Het Perzische spijkerschrift. Reeds Cyrus de Groote (niet eerst Darius I Hystaspes) heeft een Perzisch alphabetisch s. ingevoerd, dat volgens sommigen van Medischen oorsprong is [voor afb. zie bij de vsch. letters (A, B, enz.) in deze encyclopaedie]. Het bestaat uit 36 teekens, die naar analogie van het Babylonische s. zijn gevormd, maar niet zonder meer met hun waarde zijn overgenomen. In dit s. is de eerste kolom van de hierboven (sub A) genoemde drietalige inschriften geschreven.
Het spijkerschrift van Rasj Sjamra. Bij de opgravingen te Rasj Sjamra (Oegarit) in Syrië van 19291933 werden behalve teksten in Babylon. taal en s. nog andere teksten gevonden in een alphabetisch s. van minstens 29 (of 30) teekens in een tot dan toe onbekende Semietische taal. Het zijn uitsluitend consonanten; een drievoudig teeken voor alef geeft echter de mogelijkheid de vocalen a, e of i, en oe uit te drukken. Dit schrift is vóór 1300 ontstaan. De teekens zijn niet uit het Babylon. s. overgenomen. Ook valt er geen verband te constateeren met het Phoenicische alphabet van de sarcophaag van → Achiram.

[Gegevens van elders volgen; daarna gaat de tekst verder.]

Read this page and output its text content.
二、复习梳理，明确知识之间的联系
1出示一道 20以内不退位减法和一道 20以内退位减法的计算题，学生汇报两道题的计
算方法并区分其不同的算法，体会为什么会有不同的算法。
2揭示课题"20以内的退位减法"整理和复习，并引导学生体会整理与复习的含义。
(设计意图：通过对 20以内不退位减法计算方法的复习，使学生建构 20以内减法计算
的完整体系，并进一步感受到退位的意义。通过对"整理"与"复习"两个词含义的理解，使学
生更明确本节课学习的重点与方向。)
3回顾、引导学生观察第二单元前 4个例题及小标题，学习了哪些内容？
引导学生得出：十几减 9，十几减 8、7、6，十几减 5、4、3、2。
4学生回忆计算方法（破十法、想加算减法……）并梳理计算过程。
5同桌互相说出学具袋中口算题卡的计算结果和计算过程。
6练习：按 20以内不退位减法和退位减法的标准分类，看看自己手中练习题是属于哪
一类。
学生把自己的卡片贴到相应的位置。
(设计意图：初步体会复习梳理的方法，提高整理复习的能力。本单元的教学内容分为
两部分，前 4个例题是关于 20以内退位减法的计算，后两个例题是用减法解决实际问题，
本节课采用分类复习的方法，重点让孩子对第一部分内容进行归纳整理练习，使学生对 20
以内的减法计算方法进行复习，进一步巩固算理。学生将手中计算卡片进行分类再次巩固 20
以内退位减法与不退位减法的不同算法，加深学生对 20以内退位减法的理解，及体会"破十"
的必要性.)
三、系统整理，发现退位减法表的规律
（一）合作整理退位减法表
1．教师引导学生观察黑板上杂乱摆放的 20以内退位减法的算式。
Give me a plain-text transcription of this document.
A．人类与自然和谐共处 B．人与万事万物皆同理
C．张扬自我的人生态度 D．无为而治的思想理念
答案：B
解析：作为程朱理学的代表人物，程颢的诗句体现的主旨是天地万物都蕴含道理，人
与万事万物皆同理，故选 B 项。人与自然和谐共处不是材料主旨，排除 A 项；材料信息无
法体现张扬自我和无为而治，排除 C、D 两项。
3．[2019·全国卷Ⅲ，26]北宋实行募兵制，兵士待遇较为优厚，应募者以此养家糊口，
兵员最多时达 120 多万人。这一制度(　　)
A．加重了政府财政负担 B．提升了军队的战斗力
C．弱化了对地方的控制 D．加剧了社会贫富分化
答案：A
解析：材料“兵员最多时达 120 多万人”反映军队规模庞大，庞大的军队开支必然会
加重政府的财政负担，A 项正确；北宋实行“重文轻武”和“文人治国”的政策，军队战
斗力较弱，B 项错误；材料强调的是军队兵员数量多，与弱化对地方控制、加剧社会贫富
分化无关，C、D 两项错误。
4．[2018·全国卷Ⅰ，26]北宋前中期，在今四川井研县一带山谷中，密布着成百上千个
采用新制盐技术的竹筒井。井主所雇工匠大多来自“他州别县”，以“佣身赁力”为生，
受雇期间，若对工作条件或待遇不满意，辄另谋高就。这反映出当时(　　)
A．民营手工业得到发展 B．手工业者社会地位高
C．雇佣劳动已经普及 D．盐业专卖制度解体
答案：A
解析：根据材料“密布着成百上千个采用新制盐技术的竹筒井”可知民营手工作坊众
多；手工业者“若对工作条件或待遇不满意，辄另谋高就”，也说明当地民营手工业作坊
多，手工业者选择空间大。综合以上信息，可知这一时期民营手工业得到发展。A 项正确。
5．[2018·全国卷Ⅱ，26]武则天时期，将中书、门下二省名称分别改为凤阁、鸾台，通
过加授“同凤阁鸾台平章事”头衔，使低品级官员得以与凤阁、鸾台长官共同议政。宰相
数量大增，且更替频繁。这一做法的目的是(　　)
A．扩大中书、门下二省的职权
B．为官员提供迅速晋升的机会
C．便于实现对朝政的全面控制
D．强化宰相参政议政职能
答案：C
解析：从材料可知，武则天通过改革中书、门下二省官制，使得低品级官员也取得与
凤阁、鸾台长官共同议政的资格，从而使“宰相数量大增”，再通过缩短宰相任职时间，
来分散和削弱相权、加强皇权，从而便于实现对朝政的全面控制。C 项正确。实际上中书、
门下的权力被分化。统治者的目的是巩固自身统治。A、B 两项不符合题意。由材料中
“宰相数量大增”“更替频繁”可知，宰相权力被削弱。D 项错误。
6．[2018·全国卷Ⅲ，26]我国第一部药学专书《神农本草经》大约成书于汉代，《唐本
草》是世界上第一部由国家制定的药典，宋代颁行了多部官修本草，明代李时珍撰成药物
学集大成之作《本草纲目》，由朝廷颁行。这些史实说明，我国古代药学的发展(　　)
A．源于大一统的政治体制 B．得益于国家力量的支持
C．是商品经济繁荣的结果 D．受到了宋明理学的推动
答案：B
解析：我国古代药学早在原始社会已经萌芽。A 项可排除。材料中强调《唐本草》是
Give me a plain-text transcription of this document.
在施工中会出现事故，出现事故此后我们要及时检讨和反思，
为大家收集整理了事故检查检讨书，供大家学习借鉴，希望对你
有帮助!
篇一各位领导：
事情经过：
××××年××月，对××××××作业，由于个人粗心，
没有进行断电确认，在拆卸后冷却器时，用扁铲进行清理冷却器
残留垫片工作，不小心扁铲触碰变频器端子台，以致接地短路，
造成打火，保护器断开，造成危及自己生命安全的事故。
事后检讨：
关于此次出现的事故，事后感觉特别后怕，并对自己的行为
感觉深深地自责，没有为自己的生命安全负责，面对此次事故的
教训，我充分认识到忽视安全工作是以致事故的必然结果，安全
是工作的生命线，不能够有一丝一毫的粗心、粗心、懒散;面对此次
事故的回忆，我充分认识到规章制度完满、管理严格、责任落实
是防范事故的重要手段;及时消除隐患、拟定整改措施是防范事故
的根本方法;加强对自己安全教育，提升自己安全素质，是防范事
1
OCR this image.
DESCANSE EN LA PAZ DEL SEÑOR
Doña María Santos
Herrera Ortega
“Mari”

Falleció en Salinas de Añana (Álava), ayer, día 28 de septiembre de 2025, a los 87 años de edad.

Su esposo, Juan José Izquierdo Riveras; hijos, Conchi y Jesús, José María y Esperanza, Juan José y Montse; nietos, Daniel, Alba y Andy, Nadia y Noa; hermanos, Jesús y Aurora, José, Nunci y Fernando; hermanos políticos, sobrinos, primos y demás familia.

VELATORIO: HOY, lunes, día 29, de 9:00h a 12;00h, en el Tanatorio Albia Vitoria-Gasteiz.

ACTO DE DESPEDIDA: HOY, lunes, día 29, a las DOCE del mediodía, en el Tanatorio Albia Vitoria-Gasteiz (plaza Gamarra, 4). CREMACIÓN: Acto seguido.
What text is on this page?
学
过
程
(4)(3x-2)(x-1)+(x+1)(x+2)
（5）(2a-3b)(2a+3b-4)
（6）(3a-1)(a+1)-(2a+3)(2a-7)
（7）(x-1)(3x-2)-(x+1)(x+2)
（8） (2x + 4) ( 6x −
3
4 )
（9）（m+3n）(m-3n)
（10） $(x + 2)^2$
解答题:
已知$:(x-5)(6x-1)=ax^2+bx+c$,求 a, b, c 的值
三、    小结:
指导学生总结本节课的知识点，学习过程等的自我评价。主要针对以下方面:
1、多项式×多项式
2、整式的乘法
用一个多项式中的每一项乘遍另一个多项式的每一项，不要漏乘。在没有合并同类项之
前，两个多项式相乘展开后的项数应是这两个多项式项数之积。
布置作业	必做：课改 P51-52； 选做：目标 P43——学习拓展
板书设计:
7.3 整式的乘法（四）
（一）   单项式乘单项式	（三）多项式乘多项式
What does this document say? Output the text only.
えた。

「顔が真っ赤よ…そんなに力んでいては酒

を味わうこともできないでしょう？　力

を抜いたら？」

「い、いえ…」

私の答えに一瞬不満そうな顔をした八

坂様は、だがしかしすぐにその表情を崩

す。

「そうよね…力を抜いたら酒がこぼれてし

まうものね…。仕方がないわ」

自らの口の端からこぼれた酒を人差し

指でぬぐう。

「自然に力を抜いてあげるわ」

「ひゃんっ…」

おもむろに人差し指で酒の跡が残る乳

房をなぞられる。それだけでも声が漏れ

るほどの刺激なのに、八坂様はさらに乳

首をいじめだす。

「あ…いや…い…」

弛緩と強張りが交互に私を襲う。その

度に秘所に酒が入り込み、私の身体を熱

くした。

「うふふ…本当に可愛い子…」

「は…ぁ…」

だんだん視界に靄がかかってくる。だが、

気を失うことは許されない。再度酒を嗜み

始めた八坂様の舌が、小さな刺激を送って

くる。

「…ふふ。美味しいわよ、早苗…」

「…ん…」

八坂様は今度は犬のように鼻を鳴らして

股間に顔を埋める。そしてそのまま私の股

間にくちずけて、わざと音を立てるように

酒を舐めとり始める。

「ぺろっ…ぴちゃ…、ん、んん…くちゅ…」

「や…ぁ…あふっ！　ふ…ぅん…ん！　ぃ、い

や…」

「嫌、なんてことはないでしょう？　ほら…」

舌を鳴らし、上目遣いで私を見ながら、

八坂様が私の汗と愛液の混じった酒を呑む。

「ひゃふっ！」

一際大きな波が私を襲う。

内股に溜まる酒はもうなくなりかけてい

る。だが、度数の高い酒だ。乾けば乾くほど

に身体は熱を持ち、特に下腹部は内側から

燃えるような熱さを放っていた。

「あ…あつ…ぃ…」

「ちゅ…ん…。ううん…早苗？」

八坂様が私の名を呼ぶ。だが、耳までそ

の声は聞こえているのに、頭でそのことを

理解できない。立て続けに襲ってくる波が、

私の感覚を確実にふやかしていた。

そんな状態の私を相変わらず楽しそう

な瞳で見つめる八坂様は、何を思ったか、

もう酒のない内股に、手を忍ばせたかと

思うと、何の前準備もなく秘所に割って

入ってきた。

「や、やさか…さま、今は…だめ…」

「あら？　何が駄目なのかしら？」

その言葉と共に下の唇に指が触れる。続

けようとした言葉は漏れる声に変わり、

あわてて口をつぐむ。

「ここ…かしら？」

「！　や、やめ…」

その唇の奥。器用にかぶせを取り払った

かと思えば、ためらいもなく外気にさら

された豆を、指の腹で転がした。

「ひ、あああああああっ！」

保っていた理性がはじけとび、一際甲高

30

Wel zoekt men verband met het zgn. Sinaischrift, dat ook op Palestijnschen bodem gevonden is op een aarden vat uit Tell-el-Doeweir (Lachis; 1930), op een ostracon uit Gezer (3 letters; 1930) en Sichem en op een wierookbrander en een bronzen dolk uit Tell-el-Doeweir (4 letters; 1937).
Lit. : B. Meissner, Die Keilschrift (1913) ; id., Babylonien und Assyrien (II); E. Unger, Babylonisches Schrifttum (1921); H. Jensen, Die Schrift in Vergangenheit und Gegenwart (1935-’36); A. Deimel (in : Orientalia, nr. 7, 1923, 35-50 ; nr. 15, 1925, 44-54); F. Bayer, Die Entwicklung der Keilschrift (1927). Alfrink.